What’s your attitude toward customer returns? Considering the impact returns have on online businesses, you should celebrate and welcome them.
Returns aren’t a new phenomenon, but something that has been normalized by the continued growth of online shopping and the rise of the preferential consumer. In an industry that’s more competitive than ever and with shoppers demanding retailers improve their capabilities, embracing returns could be the difference between survival and failure.
Having a returns process might be a legal requirement, but retailers need to offer more than the bare minimum. Returns are one of the most important parts of the customer experience, and retailers that are brave enough to go the extra mile will see increased purchases and customer loyalty. Those that don’t could see their customers snapped up by more dynamic competitors.
In May 2019, Klarna commissioned more than 2,000 interviews with U.S. shoppers to take a fresh look at their attitudes toward returns. Here’s what we found:
Embracing returns will boost customer loyalty and your bottom line
Retailers are increasingly concerned that the cost and challenges of managing returns will damage their bottom line. However, despite the massive growth in online shopping, consumers still want to see and feel their items before they decide to keep them. Seventy-five percent of shoppers say free returns are an essential factor in their choice of retailer. And 44 percent said if a retailer has free returns it means they are more likely to shop at that merchant again. It’s clear that embracing returns not only attracts new customers, but also encourages them to spend more, boosting customer lifetime value for retailers that get returns right.
Retailers that fail to offer a beneficial returns experience—with expensive policies or friction-filled processes—risk losing customers in the long run. Seventy-seven percent of shoppers say they would not come back to a retailer if they’ve had a poor returns experience.

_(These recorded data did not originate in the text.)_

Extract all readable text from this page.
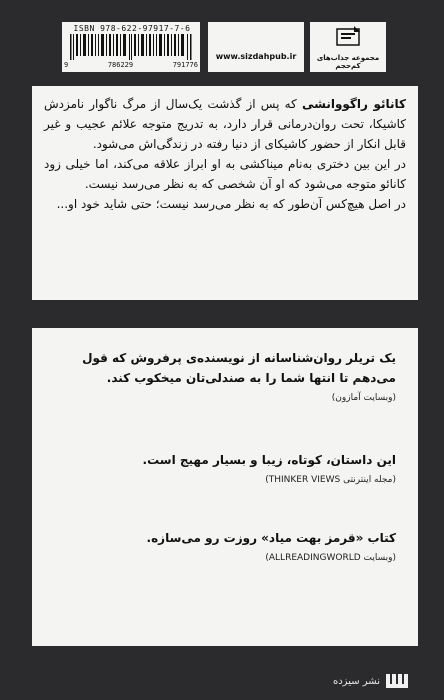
ISBN 978-622-97917-7-6
9	786229	791776
www.sizdahpub.ir	مجموعه جذاب‌های کم‌حجم

کانائو راگووانشی که پس از گذشت یک‌سال از مرگ ناگوار نامزدش کاشیکا، تحت روان‌درمانی قرار دارد، به تدریج متوجه علائم عجیب و غیر قابل انکار از حضور کاشیکای از دنیا رفته در زندگی‌اش می‌شود.

در این بین دختری به‌نام میناکشی به او ابراز علاقه می‌کند، اما خیلی زود کانائو متوجه می‌شود که او آن شخصی که به نظر می‌رسد نیست.

در اصل هیچ‌کس آن‌طور که به نظر می‌رسد نیست؛ حتی شاید خود او...

یک تریلر روان‌شناسانه از نویسنده‌ی پرفروش که قول می‌دهم تا انتها شما را به صندلی‌تان میخکوب کند.

(وبسایت آمازون)

این داستان، کوتاه، زیبا و بسیار مهیج است.

(مجله اینترنتی THINKER VIEWS)

کتاب «قرمز بهت میاد» روزت رو می‌سازه.

(وبسایت ALLREADINGWORLD)

نشر سیزده
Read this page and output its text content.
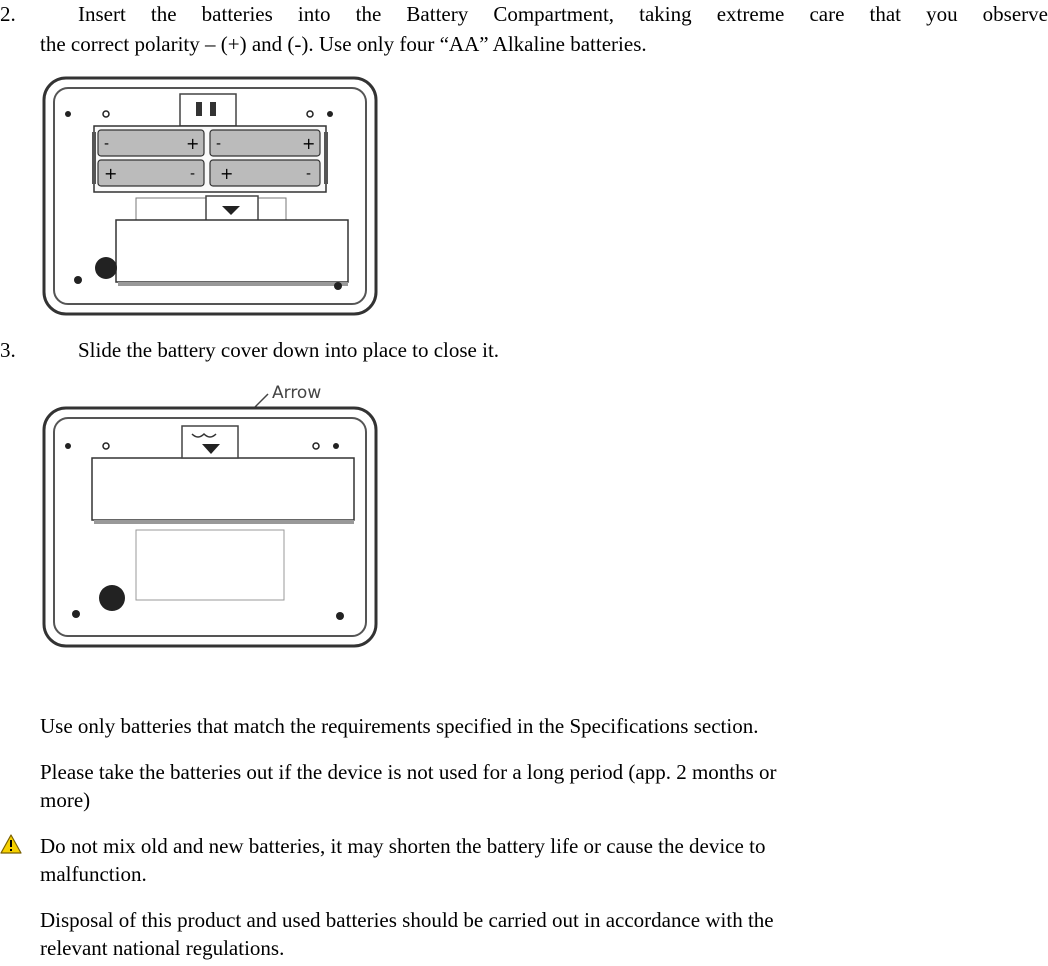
2.	Insert the batteries into the Battery Compartment, taking extreme care that you observe
the correct polarity – (+) and (-). Use only four “AA” Alkaline batteries.
-	+ -	+
+	- +	-
3.	Slide the battery cover down into place to close it.
Arrow
Use only batteries that match the requirements specified in the Specifications section.
Please take the batteries out if the device is not used for a long period (app. 2 months or
more)
Do not mix old and new batteries, it may shorten the battery life or cause the device to
malfunction.
Disposal of this product and used batteries should be carried out in accordance with the
relevant national regulations.
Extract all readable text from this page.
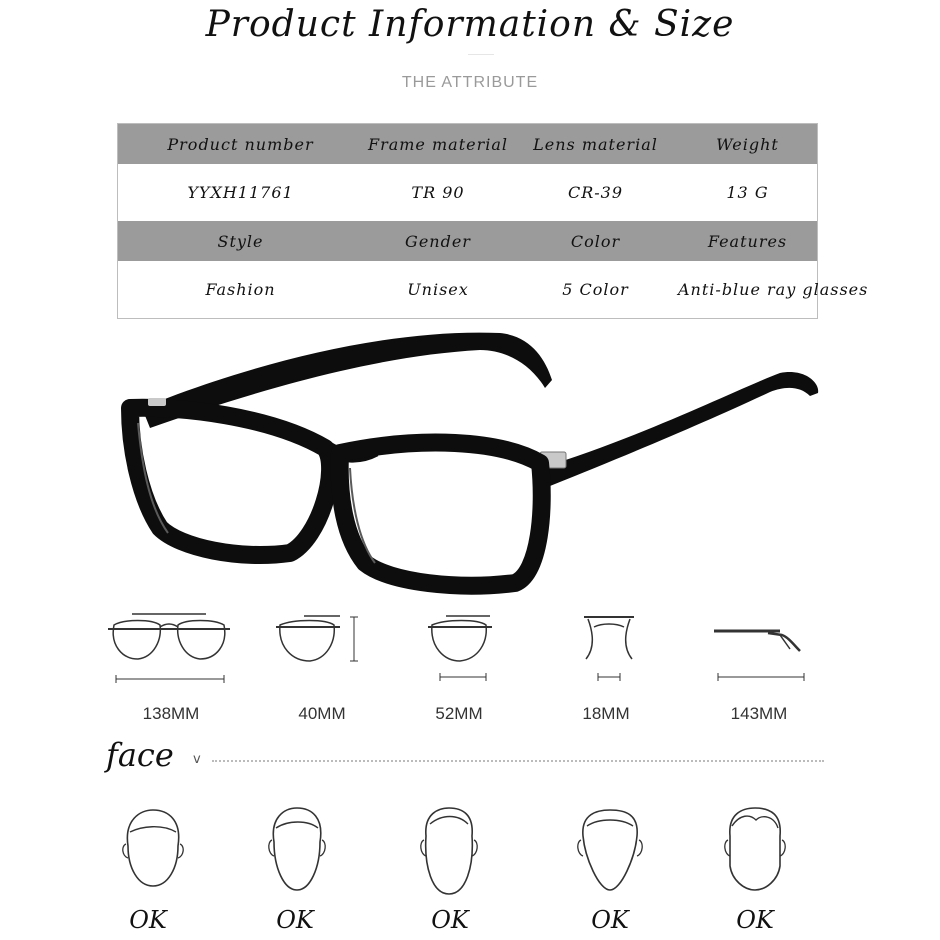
Product Information & Size
THE ATTRIBUTE
Product number	Frame material	Lens material	Weight
YYXH11761	TR 90	CR-39	13 G
Style	Gender	Color	Features
Fashion	Unisex	5 Color	Anti-blue ray glasses
138MM	40MM	52MM	18MM	143MM
face v
OK	OK	OK	OK	OK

Emerging trends: fast-fashion and false expectations
The past 10 years have seen an explosion of fast-fashion retailers entering the market, and the rise in returns—in part—is driven by this growth and high demand. Increasingly, convenience-driven consumers are using their sitting rooms as fitting rooms to try before they buy, and return the items they don’t want to keep. Essentially, a simple mirroring of the in-store experience in the comfort of their own home. This rise in online shopping has created a growing gap between what shoppers expect when they buy an item online and the reality of what they receive. This can lead to a further rise in returned items from shoppers who are disappointed by their purchase. What they see isn’t always what they get.
Thirty-four percent of shoppers returned items because they ordered the wrong size, while nearly a quarter of shoppers returned items because they were faulty or damaged. The number of shoppers returning items because they simply did not like it when it arrived is 22 percent.
Getting it right will take care of total value
Our latest research confirms that shoppers are frustrated with shipping their returns, both with the cost of it as well as the inconvenience. Forty-five percent of shoppers would be most likely to seek out and shop with a specific online retailer if they were able to buy online and return at a physical location without having to print a label and repackage the item. Women are more frustrated by shipping and handling costs than men (36 percent vs. 26 percent).
Savvy shoppers want payment choice. At Klarna, we’ve seen the positive impact that letting shoppers pay later has on the shopping experience. Because they have more time to pay, enjoy and try their goods, the urgency is lessened, which means they’re more likely to keep their products. Seventy-two percent of Americans feel that a feature that allowed them to pay for only the items they keep from an online purchase would be valuable to them, with nearly one third (31 percent) saying it would be “very valuable.” U.S. shoppers are interested in alternative payment options, such as installments, with 45 percent saying they have not tried before, but are interested.
Returns continue to be an integral part of the shopping journey and customers are demanding retailers listen. They want increased flexibility, seamless processes, and a variety of options tailored to their preferences. Now it’s up to retailers to step up to the plate.